Contact: Alisa Druzba, Office of Rural Health and Primary Care, Alisa.Druzba@dhhs.nh.gov, 603-271-5934

 

Training/TA for SUD Workforce

Lead Organization: Center for Excellence

Description: This contract provides training, technical assistance, program evaluation, data analysis, data interpretation, and support to the SUD workforce. Goals of the contract include "increasing the number of licensed and/or certified service providers who can deliver" SUD services and "assisting providers to build capacity."

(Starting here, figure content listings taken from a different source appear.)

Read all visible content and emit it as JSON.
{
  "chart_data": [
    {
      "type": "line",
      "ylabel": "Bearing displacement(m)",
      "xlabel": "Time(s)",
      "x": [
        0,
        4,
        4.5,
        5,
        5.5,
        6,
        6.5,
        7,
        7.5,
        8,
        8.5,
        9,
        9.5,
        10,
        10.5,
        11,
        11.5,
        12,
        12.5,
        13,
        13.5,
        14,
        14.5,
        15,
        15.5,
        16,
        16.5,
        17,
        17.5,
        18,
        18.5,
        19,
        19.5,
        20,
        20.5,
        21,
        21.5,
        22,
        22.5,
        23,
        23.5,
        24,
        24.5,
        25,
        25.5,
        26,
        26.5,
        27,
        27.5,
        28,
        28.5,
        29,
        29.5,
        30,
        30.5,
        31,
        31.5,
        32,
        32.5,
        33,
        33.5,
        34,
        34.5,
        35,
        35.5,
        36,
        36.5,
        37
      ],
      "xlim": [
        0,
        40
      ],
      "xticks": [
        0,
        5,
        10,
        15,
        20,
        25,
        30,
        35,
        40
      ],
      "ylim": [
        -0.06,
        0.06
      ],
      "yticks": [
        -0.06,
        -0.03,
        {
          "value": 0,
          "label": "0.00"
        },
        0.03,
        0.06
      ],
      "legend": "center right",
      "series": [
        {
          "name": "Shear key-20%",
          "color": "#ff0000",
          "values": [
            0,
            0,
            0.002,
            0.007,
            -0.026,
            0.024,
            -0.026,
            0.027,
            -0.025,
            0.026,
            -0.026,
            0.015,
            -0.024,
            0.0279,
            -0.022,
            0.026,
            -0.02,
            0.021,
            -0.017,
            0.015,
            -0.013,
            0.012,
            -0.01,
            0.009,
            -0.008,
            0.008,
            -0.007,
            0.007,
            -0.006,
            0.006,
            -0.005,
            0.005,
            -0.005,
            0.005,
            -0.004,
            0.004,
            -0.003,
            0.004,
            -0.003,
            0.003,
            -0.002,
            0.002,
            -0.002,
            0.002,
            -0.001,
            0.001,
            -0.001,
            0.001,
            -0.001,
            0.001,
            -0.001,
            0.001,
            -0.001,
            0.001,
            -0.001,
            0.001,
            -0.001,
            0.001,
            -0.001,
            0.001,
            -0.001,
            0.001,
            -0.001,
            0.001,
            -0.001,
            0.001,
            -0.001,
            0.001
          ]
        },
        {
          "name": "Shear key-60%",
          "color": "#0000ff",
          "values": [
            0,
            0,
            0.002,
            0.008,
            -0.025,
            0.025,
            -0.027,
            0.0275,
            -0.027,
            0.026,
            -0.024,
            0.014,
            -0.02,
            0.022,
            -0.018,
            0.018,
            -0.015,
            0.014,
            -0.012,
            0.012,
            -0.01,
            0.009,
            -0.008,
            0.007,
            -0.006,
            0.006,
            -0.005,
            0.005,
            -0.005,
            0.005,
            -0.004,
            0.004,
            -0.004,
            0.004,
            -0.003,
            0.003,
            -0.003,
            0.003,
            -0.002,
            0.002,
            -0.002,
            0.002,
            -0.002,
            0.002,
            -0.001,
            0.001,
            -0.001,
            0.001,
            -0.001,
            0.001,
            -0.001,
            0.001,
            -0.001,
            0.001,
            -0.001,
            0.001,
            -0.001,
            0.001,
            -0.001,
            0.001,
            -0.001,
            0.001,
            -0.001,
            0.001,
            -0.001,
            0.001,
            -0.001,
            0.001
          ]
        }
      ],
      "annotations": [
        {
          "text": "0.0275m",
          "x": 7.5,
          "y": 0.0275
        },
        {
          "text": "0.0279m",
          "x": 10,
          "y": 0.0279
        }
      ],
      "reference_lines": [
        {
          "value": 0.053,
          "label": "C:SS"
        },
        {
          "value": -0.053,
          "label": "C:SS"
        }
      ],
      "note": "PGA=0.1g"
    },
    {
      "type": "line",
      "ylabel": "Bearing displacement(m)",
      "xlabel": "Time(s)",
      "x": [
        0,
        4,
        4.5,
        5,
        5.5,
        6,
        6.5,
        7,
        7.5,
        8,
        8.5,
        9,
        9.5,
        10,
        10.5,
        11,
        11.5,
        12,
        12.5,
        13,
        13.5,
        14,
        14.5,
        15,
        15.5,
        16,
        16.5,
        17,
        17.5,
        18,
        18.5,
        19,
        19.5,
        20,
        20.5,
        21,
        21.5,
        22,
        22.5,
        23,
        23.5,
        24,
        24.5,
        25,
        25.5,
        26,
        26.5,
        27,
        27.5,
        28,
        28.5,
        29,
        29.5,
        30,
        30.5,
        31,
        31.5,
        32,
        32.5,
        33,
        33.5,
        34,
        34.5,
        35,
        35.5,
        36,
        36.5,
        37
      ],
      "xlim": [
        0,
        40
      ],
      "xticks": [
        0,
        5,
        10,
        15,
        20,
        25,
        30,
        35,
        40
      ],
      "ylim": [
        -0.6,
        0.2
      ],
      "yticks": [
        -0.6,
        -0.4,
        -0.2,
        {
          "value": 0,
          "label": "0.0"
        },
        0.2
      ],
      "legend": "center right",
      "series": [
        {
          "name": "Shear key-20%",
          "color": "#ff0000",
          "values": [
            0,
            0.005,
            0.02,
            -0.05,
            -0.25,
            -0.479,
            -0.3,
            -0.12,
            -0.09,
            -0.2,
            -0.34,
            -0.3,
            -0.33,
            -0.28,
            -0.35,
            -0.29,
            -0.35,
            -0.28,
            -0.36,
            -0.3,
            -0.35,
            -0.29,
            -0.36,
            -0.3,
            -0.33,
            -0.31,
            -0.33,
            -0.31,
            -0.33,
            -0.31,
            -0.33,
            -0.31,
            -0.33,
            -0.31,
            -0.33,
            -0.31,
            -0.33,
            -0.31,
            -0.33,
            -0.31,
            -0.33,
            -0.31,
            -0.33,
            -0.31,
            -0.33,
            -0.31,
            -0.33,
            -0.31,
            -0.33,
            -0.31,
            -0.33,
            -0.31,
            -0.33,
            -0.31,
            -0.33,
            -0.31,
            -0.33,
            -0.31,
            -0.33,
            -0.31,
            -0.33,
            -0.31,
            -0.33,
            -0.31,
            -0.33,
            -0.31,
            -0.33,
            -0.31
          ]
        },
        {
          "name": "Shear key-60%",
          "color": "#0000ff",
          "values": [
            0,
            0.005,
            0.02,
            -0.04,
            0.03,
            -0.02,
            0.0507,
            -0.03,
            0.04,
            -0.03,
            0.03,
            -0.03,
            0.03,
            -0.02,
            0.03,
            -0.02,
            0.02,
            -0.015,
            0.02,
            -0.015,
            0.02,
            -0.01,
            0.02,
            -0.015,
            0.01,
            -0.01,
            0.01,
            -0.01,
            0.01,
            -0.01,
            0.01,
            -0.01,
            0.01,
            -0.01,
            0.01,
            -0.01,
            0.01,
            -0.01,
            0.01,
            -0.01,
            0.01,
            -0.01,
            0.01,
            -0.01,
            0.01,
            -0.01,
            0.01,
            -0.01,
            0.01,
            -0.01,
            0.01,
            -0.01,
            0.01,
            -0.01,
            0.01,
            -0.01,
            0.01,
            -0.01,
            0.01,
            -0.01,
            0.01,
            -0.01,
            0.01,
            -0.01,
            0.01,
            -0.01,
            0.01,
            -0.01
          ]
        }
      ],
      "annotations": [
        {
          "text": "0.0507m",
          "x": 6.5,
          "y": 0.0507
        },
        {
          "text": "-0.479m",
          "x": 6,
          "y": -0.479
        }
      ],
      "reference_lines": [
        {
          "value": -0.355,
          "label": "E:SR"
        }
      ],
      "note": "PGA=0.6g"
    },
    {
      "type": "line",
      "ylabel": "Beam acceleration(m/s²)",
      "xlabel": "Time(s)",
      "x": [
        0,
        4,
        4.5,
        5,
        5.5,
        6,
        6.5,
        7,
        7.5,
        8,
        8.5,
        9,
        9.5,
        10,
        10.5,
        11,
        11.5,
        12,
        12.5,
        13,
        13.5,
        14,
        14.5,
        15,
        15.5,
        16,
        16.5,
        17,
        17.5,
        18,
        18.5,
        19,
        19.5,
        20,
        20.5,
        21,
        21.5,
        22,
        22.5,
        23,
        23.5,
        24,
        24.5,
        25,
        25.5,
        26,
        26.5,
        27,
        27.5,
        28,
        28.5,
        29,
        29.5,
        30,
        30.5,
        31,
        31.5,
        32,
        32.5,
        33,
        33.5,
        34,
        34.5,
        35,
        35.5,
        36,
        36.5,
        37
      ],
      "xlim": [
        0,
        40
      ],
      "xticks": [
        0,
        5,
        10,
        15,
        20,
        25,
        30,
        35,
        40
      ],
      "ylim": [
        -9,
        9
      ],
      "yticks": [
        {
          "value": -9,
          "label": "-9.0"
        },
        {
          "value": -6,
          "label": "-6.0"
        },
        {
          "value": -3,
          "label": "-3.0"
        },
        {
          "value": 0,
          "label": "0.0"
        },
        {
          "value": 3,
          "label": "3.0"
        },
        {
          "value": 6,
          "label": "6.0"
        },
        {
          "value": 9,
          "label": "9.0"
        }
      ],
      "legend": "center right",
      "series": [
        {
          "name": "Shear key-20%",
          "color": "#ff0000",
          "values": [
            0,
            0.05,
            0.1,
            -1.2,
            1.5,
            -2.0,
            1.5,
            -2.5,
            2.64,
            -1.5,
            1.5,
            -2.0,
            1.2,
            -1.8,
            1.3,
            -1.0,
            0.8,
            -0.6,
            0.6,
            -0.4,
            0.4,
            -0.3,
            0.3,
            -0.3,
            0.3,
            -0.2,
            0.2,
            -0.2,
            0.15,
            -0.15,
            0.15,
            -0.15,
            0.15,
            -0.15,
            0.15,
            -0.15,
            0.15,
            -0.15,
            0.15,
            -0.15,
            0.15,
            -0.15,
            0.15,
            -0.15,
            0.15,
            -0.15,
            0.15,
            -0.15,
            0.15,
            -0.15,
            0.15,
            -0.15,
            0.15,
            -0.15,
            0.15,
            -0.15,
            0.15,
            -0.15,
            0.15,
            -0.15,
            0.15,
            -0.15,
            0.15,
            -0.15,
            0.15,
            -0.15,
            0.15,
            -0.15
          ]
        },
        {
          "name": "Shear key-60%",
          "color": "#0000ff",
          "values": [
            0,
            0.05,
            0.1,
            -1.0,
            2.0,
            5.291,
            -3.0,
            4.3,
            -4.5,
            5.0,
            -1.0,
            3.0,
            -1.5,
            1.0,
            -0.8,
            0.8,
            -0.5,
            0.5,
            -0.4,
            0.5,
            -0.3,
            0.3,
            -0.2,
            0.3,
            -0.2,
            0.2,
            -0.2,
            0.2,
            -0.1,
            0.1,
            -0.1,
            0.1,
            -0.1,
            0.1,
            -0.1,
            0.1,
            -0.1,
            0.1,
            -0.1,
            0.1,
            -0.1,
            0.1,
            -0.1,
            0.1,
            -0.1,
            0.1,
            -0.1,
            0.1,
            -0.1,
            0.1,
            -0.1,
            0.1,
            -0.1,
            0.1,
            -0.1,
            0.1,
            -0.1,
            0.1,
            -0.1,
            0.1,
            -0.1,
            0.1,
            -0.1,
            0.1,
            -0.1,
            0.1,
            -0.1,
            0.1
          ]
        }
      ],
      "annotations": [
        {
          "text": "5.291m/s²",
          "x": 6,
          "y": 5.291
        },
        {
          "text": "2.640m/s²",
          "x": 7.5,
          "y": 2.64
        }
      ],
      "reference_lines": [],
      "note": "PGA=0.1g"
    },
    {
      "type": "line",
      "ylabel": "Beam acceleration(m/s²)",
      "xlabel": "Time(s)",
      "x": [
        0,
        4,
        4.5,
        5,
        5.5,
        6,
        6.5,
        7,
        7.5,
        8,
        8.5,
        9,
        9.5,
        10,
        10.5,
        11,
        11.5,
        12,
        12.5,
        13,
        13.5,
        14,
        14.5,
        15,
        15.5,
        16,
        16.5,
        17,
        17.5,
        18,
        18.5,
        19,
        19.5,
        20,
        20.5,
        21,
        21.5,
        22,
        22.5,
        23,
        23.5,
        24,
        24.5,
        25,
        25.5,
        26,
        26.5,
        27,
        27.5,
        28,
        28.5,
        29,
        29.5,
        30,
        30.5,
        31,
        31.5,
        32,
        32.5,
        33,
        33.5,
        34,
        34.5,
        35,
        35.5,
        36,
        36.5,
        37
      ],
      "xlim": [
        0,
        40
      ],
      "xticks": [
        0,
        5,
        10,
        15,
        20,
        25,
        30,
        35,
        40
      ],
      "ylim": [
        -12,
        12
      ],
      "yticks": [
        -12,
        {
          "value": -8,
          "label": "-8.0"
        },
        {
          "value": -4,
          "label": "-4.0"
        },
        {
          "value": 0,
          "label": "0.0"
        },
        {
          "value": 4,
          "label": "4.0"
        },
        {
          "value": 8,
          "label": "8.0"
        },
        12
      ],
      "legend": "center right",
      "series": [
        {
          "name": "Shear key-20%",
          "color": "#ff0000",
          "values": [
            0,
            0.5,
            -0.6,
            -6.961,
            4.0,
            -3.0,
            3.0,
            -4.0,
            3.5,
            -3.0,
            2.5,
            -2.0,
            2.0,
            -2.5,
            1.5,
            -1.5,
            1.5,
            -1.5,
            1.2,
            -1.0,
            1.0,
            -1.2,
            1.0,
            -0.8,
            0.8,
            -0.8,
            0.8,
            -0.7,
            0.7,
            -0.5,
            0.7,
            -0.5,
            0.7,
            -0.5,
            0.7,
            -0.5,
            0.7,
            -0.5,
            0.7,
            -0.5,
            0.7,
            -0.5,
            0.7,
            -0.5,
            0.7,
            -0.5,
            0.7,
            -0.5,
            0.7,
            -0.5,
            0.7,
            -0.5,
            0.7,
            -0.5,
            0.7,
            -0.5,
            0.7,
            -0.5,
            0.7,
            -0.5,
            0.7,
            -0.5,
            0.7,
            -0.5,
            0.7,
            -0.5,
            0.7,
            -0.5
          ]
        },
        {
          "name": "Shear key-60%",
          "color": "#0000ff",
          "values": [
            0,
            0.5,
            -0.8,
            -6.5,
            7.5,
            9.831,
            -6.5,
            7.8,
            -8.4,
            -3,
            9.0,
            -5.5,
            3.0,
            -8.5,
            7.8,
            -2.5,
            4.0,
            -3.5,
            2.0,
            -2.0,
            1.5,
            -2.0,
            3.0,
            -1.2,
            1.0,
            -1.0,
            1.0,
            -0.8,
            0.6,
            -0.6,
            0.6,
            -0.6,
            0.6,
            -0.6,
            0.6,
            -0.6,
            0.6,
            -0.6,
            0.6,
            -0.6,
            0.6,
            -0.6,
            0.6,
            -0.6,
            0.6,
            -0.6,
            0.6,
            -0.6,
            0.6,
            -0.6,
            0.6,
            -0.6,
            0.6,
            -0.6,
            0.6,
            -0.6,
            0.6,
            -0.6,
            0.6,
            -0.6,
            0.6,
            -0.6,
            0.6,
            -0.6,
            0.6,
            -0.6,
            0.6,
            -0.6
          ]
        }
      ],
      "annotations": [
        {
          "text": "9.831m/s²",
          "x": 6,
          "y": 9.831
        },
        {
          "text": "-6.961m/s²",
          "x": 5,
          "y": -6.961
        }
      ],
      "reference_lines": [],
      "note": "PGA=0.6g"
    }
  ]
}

Contact: Shannon Quinn, Contract Manager, Shannon.Quinn@dhhs.nh.gov, 603-271-5889

 

WORKFORCE FOR THE FUTURE-WORKFORCE DEVELOPMENT FORUM

Lead Organization: NAADAC and SAMHSA

Description: Four “Workforce for the Future” forums were held across the country; Colorado, Louisiana, Ohio, and the Northeast (NH, RI, VT, ME, MA) with a goal to build awareness and educate freshman and sophomore college/university students about the benefits and opportunities in the substance use and mental health disorder professions in the hope of increasing the number of college/university students choosing to enter the behavioral health field and specializing in these disciplines. The Northeast forum broadened our audience by including the recovery community in an effort to reach more individuals who may be interested in learning more about these fields, but who may not currently be enrolled in a college program. NH, RI, VT, ME, and MA partnered for this event with help from the New England Institute of Addiction Studies (NEIAS) to host the Northeast Event at SNHU on Sept14, 2016. The is available online for use in future workforce development discussions at colleges and other venues.